3 拘束力を持たせるには? ~負担付き遺贈、死後事務委任
相続人との信頼関係がない場合などでは、付言事項として記載するだけでは希望どおり葬儀等が実施されない不安を抱く場合も当然あるでしょう。特に、遺言者自身が信仰する宗教・宗派と、相続人・遺族の信仰する宗教・宗派が異なる場合などでは、遺言者の希望する宗教・宗派の儀礼・方式とは異なる宗教の方式等によって葬儀が実施されてしまうおそれがありますし、夫の墓ではなく生家(実家)の墓に入ることを希望していても、そのとおり実現されないおそれがあります。
上記のおそれが高い場合などでは、遺言の内容に一定の拘束力を持たせる工夫が必要と思われます。

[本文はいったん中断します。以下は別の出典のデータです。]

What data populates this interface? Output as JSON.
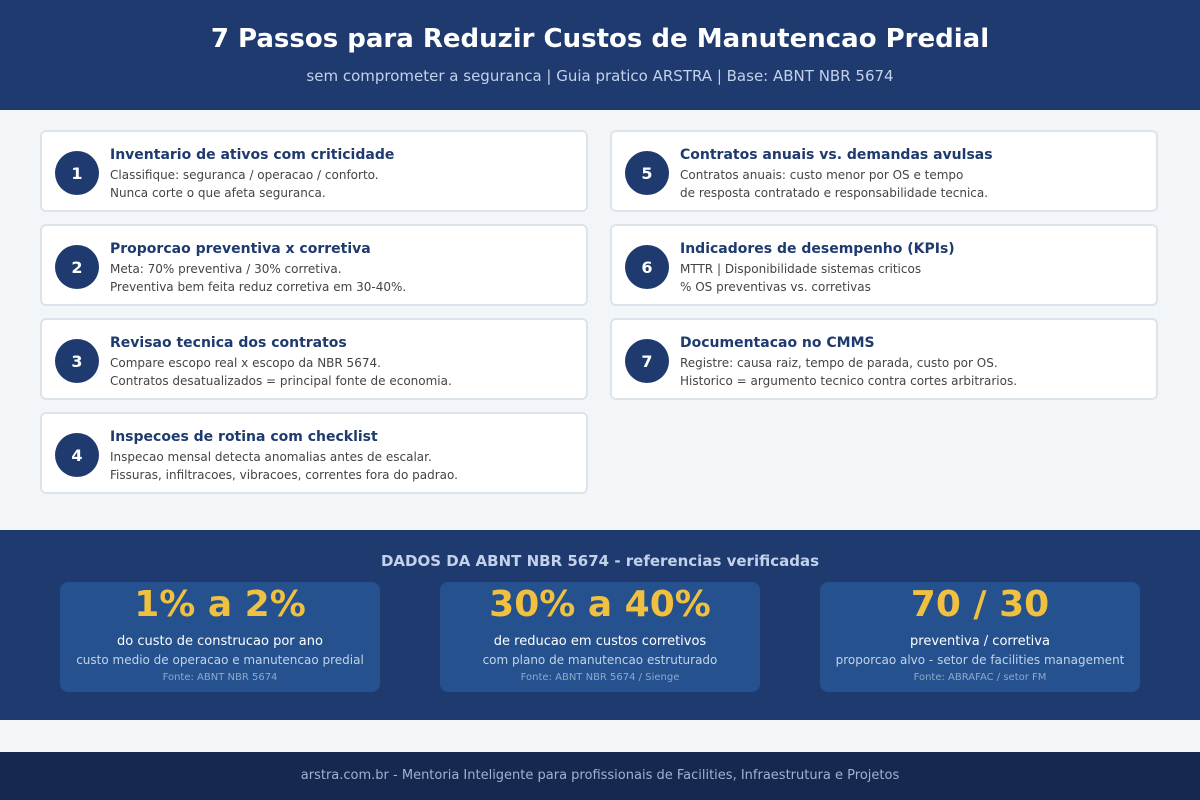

信頼できる人を受遺者(遺贈を受ける人)として、遺言書に、次のような「負担付き遺贈」の条項をもうけるのがその一例です。
「第〇条 遺言者は、遺言者の有する下記預金債権を、甲野花子(昭和〇年〇月〇日生、住所○○)に遺贈する。
記
乙銀行丙支店 遺言者名義普通預金口座番号(○○○○○○〇)
2 甲野花子は、前項の遺贈の負担として、遺言者の葬儀・埋葬を以下のとおり実施するものとする。
① 遺言者の葬儀は、遺言者の信仰する○○宗○○派の儀礼、方式にのっとって執り行う。
② 遺言者の遺骨は、○○宗が○○市において設営する○○納骨堂に納骨する。」
しかし、受遺者側が遺贈を放棄することによってこうした死後事務処理の負担を免れることは原則として自由ですので、遺言者の思いが実現しないことになりかねません。
そこで、葬儀の方式等に対する希望内容を、信頼できる人を受任者とする死後事務委任契約の委任事項に含ませることが考えられます。
この場合、委任者の死亡を契約の終了原因としないこと、委任者の相続人が契約を解除できないようにすることなどの工夫が必要ですし、死後事務をお願いする人に対して報酬を確実に支払う工夫(報酬の前払いなど)も求められます。どのような方法がふさわしいのかは、その方その方の状況に則して検討していくことになります。